Approaching Hate Speech Through a Rhetorical Lens: An Interview with Comm. Department’s Dr. Billie Murray


dr. murray

Natalie Psyhogeos

Since 2010, Dr. Billie Murray has served Villanova’s Communication department teaching rhetoric. She contributes to the field through numerous outlets to incorporate her passion for activism. Her courses on civic engagement and rhetoric and social justice reflect her concern with modern-day issues within our community. Dr. Murray frequently attends protests and rallies to advocate for peace and fundamental human rights, experiences she applies to the classroom to empower her students to do the same. She is currently studying people’s responses to hate speech to accumulate content for her upcoming book,

“Combating Hate.”

The Villanovan (TV): What are the aspects of the Villanova community that reflect your

personal values?

Billie Murray (BM): I love Villanova’s commitment to community and service. I am enamored of the community Villanova has amongst its students. I’ve never been at a university where it seems the students support each other and care about each other this deeply. That is difficult to ignore.

TV: What does the Communication department provide in its curriculum that forms successful employees and citizens?

BM: I think those two things are definitely connected. In the Communication department you get a really good balance of ‘here are these practical things that you need on the job market: writing skills, speaking skills, critical thinking skills, media development,’ while at the same time a core part of our curriculum is asking, “what does it mean to be a good citizen?”. Your job is one part of your life, and that’s what I tell my students; it shouldn’t be your whole life. I want everybody to get a job, but I also want you to feel prepared for the other 75% of your life. That was the original intent of higher education — not job training but learning how to be a productive member of your society.

TV: How is activism a successful outlet for people who feel their voices aren’t being heard by their politicians or the people serving them?

BM: Activism exists in a lot of different ways. You can talk about it in a political scene and follow that all the way down to the student groups that exist on campus who are passionate about raising awareness for climate change, racial discrimination, etc. Learning how to do all different kinds of activism — especially through media — is incredible. People can get involved in all different ways, no matter the skill level or ability. Everyone has an outlet.

TV: You study a community’s response to hate speech for a living. When you study hate speech, how do you approach it?
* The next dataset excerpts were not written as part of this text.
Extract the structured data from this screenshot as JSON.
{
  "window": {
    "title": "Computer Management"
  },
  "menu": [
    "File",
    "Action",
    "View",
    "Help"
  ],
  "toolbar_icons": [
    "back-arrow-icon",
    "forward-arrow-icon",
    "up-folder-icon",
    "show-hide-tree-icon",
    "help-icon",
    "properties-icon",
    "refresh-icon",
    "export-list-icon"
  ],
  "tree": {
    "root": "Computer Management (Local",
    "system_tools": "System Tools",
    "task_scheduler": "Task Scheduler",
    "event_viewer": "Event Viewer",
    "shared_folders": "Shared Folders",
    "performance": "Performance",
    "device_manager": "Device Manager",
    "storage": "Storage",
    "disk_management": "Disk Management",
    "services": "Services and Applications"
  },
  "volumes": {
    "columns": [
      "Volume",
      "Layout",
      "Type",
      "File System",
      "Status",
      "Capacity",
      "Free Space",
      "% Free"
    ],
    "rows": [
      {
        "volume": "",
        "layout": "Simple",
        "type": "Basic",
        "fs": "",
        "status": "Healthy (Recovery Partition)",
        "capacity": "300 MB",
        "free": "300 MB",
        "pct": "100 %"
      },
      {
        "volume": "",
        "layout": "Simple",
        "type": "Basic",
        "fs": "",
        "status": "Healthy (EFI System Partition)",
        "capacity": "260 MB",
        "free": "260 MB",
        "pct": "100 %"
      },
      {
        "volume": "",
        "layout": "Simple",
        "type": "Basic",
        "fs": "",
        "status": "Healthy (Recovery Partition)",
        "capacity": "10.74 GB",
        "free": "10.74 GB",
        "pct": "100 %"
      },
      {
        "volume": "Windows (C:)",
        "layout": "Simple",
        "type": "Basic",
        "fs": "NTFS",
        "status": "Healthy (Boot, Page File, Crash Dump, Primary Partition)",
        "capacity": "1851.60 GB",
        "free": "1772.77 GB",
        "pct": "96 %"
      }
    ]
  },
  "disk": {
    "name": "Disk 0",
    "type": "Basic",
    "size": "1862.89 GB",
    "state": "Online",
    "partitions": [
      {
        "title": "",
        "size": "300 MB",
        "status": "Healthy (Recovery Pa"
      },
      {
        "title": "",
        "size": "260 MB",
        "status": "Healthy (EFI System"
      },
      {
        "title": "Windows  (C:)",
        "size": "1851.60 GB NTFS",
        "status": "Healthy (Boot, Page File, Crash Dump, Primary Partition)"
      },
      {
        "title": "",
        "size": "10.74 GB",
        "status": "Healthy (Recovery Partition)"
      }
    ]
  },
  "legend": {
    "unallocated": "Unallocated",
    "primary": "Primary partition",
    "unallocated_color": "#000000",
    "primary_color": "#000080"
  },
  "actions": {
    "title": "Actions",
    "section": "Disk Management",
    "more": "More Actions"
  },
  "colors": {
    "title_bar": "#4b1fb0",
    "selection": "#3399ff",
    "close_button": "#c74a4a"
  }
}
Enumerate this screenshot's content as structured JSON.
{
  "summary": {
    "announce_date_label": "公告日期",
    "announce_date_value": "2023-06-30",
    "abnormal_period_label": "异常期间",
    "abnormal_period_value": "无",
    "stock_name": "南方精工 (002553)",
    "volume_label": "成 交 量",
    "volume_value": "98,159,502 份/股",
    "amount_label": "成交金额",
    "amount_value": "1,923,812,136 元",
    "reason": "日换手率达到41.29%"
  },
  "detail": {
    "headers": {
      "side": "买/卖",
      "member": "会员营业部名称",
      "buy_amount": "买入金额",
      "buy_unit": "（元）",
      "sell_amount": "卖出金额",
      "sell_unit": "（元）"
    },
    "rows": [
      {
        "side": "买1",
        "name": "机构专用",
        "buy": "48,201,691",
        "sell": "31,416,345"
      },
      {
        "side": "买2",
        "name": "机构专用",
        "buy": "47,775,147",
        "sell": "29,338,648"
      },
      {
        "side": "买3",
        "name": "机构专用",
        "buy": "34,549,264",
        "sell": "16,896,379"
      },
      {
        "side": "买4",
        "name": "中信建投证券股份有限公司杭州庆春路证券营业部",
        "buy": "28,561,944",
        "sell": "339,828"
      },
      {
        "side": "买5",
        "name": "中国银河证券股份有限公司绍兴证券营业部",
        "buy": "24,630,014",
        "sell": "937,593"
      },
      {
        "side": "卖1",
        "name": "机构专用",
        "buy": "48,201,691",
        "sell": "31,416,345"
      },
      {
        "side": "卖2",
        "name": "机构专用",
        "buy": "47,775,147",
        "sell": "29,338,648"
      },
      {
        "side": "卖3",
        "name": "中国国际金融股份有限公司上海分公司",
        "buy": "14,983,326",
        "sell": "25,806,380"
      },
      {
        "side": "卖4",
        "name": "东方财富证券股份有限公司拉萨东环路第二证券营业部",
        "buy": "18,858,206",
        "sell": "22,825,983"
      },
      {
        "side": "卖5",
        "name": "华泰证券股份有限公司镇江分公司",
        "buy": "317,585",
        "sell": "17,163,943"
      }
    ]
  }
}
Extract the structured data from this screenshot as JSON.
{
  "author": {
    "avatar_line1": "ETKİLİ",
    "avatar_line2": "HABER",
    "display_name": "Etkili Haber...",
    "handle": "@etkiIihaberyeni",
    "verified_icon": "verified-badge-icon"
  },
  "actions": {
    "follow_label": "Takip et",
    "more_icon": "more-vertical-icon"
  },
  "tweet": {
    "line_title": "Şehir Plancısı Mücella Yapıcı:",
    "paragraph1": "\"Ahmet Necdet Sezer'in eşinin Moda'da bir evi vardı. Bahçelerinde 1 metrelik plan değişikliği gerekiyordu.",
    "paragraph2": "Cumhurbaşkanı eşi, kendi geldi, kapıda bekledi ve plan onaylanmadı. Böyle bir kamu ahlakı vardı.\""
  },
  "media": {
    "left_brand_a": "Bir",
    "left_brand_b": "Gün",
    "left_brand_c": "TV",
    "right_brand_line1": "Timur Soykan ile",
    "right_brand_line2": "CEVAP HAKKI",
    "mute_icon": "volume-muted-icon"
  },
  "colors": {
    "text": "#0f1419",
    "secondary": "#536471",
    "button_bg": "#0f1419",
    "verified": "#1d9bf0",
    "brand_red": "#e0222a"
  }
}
BM: I always look at it through this rhetorical lens, but my actual methodology is referred to as communication activism. I work with activists on the ground who are engaging in direct actions. I observe what they do but also participate with them to see what they’re doing, why they’re doing it, determining what modes of activism are effective in combating hate speech in different contexts. The book I’m working on now outlines all of those that I’ve seen for the past 6 years that I’ve been doing this. There’s a lot of different ways people have been combating hate. I work with those people, even those who wouldn’t consider themselves activists and ask them what works in those spaces and how they make their voices heard.

TV: What are the modern-day biggest contributors to an increase in hate speech?

BM: Hate speech has always been around, but looks much different than two decades ago. If you wanted to be a part of an organized hate group a long time ago, you had to know people directly. But now, it’s a lot easier to find a group of people who are engaging in these rhetorics of hate online. Rhetoric thrives in that sense when people have these negative ways of looking at the world. I think that has caused new problems that we haven’t seen before, because it’s organizing in different ways. That’s why there’s such an increase due to new modes of getting their message out there to reach bigger audiences. None of this is regulatedso it’s easier for people to get sucked into those problematic discourses.

TV: How would you call Villanova students to get involved on campus when they encounter hate speech?

BM: This depends on the context. Hate speech comes up in various ways. We don’t have organized hate groups. What Villanova students would encounter is primarily microaggressions. Be allies to people, stand up for people who are being targeted. For many years, people believed in quarantine policies: “Ignore it and it’ll go away.” Meet hate speech with a “no.” We have decided as a community language that degrades and humiliates others from their gender, race, or religion is unacceptable. That speech is repugnant and shouldn’t go ignored.